We recently noticed this news item where a couple of little girls in Georgia were forced by the chief of police to shut down their lemonade stand because they didn’t have the necessary permits. Three permits totaling $150 for one day of operation, to be exact.
This sort of nanny-state Gestapoism is not just ridiculous. It is an affront to liberty which should outrage us all.
But it does serve to provide us with not just fodder to write about, but it also a reason to revisit an older post from one of our contributors, revise it, and update it:
- If life gives you lemons, a socialist would say: “You have lemons? Well, a strong Government hand is needed to distribute the lemons more equitably. The Government needs to ensure that other people have lemons, too. Now, you may have to give up some of your lemons so that other people can have some, but it’s not fair that you have all these lemons and other people might not have any.”
- If life gives you lemons, a communist would say: “Those lemons are the property of the State. If you did not get your lemons from the state — and since you have a whole bagful and are not a member of the ruling elite I know you did not — then you must surrender your lemons to the State, then stand in line so that you may receive a sliver of dried out rotten lemon six months from now.”
- If life gives you lemons, a communitarian would say: “It’s great that you have lemons. And you should be able to do anything you want to with those lemons. But we’re going to tell you how you can use them and how you can’t use them. We’re also going to regulate the usage of them to make sure that they’re all used for the common good. And if you make too much money on them, we’ll tax you. For the common good.”

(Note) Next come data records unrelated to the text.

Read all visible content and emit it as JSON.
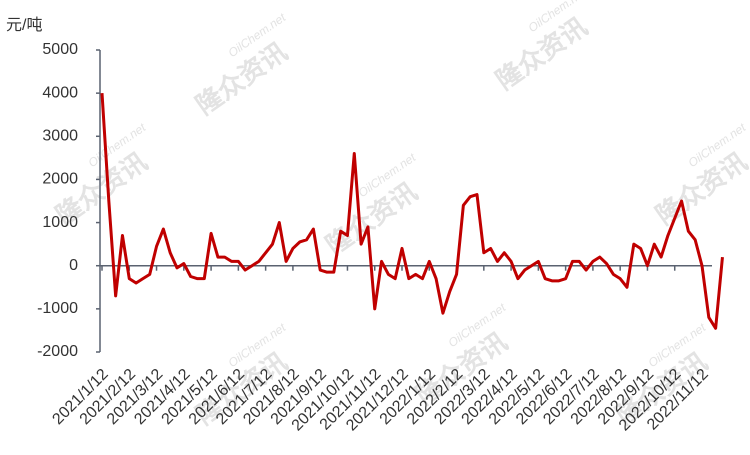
{
  "chart_data": {
    "type": "line",
    "y_label": "元/吨",
    "watermarks": [
      "隆众资讯",
      "OilChem.net"
    ],
    "categories": [
      "2021/1/12",
      null,
      null,
      null,
      "2021/2/12",
      null,
      null,
      null,
      "2021/3/12",
      null,
      null,
      null,
      "2021/4/12",
      null,
      null,
      null,
      "2021/5/12",
      null,
      null,
      null,
      "2021/6/12",
      null,
      null,
      null,
      "2021/7/12",
      null,
      null,
      null,
      "2021/8/12",
      null,
      null,
      null,
      "2021/9/12",
      null,
      null,
      null,
      "2021/10/12",
      null,
      null,
      null,
      "2021/11/12",
      null,
      null,
      null,
      "2021/12/12",
      null,
      null,
      null,
      "2022/1/12",
      null,
      null,
      null,
      "2022/2/12",
      null,
      null,
      null,
      "2022/3/12",
      null,
      null,
      null,
      "2022/4/12",
      null,
      null,
      null,
      "2022/5/12",
      null,
      null,
      null,
      "2022/6/12",
      null,
      null,
      null,
      "2022/7/12",
      null,
      null,
      null,
      "2022/8/12",
      null,
      null,
      null,
      "2022/9/12",
      null,
      null,
      null,
      "2022/10/12",
      null,
      null,
      null,
      "2022/11/12",
      null,
      null,
      null
    ],
    "series": [
      {
        "color": "#c00000",
        "values": [
          4000,
          1500,
          -700,
          700,
          -300,
          -400,
          -300,
          -200,
          450,
          850,
          300,
          -50,
          50,
          -250,
          -300,
          -300,
          750,
          200,
          200,
          100,
          100,
          -100,
          0,
          100,
          300,
          500,
          1000,
          100,
          400,
          550,
          600,
          850,
          -100,
          -150,
          -150,
          800,
          700,
          2600,
          500,
          900,
          -1000,
          100,
          -200,
          -300,
          400,
          -300,
          -200,
          -300,
          100,
          -300,
          -1100,
          -600,
          -200,
          1400,
          1600,
          1650,
          300,
          400,
          100,
          300,
          100,
          -300,
          -100,
          0,
          100,
          -300,
          -350,
          -350,
          -300,
          100,
          100,
          -100,
          100,
          200,
          50,
          -200,
          -300,
          -500,
          500,
          400,
          0,
          500,
          200,
          700,
          1100,
          1500,
          800,
          600,
          0,
          -1200,
          -1450,
          200
        ]
      }
    ],
    "ylim": [
      -2000,
      5000
    ],
    "yticks": [
      -2000,
      -1000,
      0,
      1000,
      2000,
      3000,
      4000,
      5000
    ]
  }
}
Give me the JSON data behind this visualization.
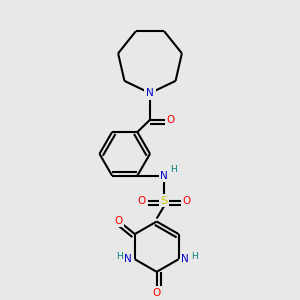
{
  "bg_color": "#e8e8e8",
  "atom_colors": {
    "N": "#0000cc",
    "O": "#ff0000",
    "S": "#cccc00",
    "C": "#000000",
    "H": "#008080"
  },
  "bond_color": "#000000",
  "bond_width": 1.5
}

- If life gives you lemons, every politician will say: “Tell you what I’m going to do for you. I’m going to take half of your lemons and in return I’m going to give you half a packet of sugar so that you can make a sip of lemonade with it.”
- If life gives you lemons, a Democrat would say: “That’s too bad that you have lemons but no sugar or water or cups. I’m going to end tax breaks for big oil and corporate jet owners and then I’ll pass a law that gives you money for sugar and water and cups. I won’t check in to make sure you use it for those things. I trust you. Vote for me!”
- If life gives you lemons, a Republican would say: “That’s great that you have lemons! Do you have any sugar and water and cups? No? Well I’ll pass a law to give you a tax break so that you can use the extra money to buy sugar and water and cups. I won’t check in to make sure you use it for those things. I trust you. Vote for me!”
- If life gives you lemons, a Libertarian would say: “That’s great that you have lemons. I don’t care what you do with them so long as you don’t squeeze lemon juice in my eye. No sugar, no water, no cups? Not my problem.”
- If life gives you lemons, a welfare recipient would say, “Why did you get lemons and I didn’t?! That’s not fair! I’m gonna vote for someone who is gonna make sure that I get my fair share of lemons for free!”
- If life gives you lemons, a capitalist would say, “You have lemons? You should start a lemonade business! You don’t have sugar or water or cups? For a 25% stake in your company, I’ll invest.”
And finally: If life gives you lemons and you choose to set up a lemonade stand in Midway, Georgia, the chief of police will say: “Where are your permits, little girl?”